La logique d’ensemble de la réforme défendue par le gouvernement est claire : elle est commandée par le souci d’économies, avec moins de chambres et d’effectifs. Paradoxe, la réduction des moyens est programmée alors que sont attribuées des missions nouvelles, comme la certification des comptes des collectivités locales, dont l’intérêt pour les collectivités locales est très secondaire… sauf si elle était confiée à des acteurs du secteur privé. La réforme programmée vise le recentrage des contrôles sur des enjeux présumés stratégiques. A cette aune, seules les masses financières les plus importantes bénéficieront de l’intérêt de la juridiction financière ainsi rénovée, en complète contradiction avec l’article 15 de la déclaration du droit de l’homme et du citoyen aux termes duquel « la société a le droit de demander compte à tout agent public de son administration ».

Le choix du gouvernement, dans ce qui ressemble à une certaine forme de précipitation, d’œuvrer principalement par voie d’ordonnance, plutôt que de confier au Parlement le soin de définir précisément ce que sera l’essentiel de cette réforme, s’explique vraisemblablement par la crainte de s’exposer au reproche, pourtant tellement justifié, d’abolir en catimini un contrôle financier essentiel à la démocratie locale.

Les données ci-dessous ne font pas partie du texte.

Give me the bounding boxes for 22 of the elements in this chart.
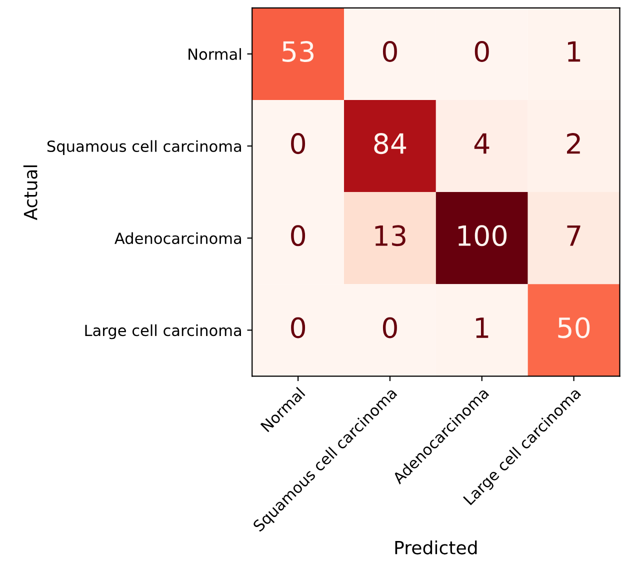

1 http://legifrance.gouv.fr/html/actualite/actualite_legislative/reforme_juridictions_financieres.html

4 Commentaires laisser un →
  1. montant lien permanent
    31 octobre, 2009 6:45

    chacun d’entre nous doit faire le plus de bruit possible au sujet de ce projet pro mafieux: parler, pétition nationale….
    Amicalement

  2. 3 novembre, 2009 1:55

    oui, c’est très choquant, la disparition des CRC, et presque personne n’en parle et n’en parlera vu les gros morceaux déja en cours, réforme des institutions et disparition de la tp, c’est la décentralisation qui est en grand danger et la démocratie et le pouvoir local en conséquence, et bravo de rappeler, je n’ai trouvé que vous pour l’écrire, que les CRC ont été mis en place pour accompagner en 82 la décentralisation

  3. 5 novembre, 2009 7:58

    Dans son livre “7 ans de solitude”, Eric Halphen indique que les CRC sont à l’origine de peu de transmissions d’affaires au juge pénal, faute de moyens suffisants. C’est certainement fort de ce constat que le gouvernement en tire la conséquence qu’il faut encore plus réduire les effectifs de magistrats chargés de veiller au bon emploi des fonds publics locaux et à l’égalité de toutes les entreprises dans l’accès à la commande publique.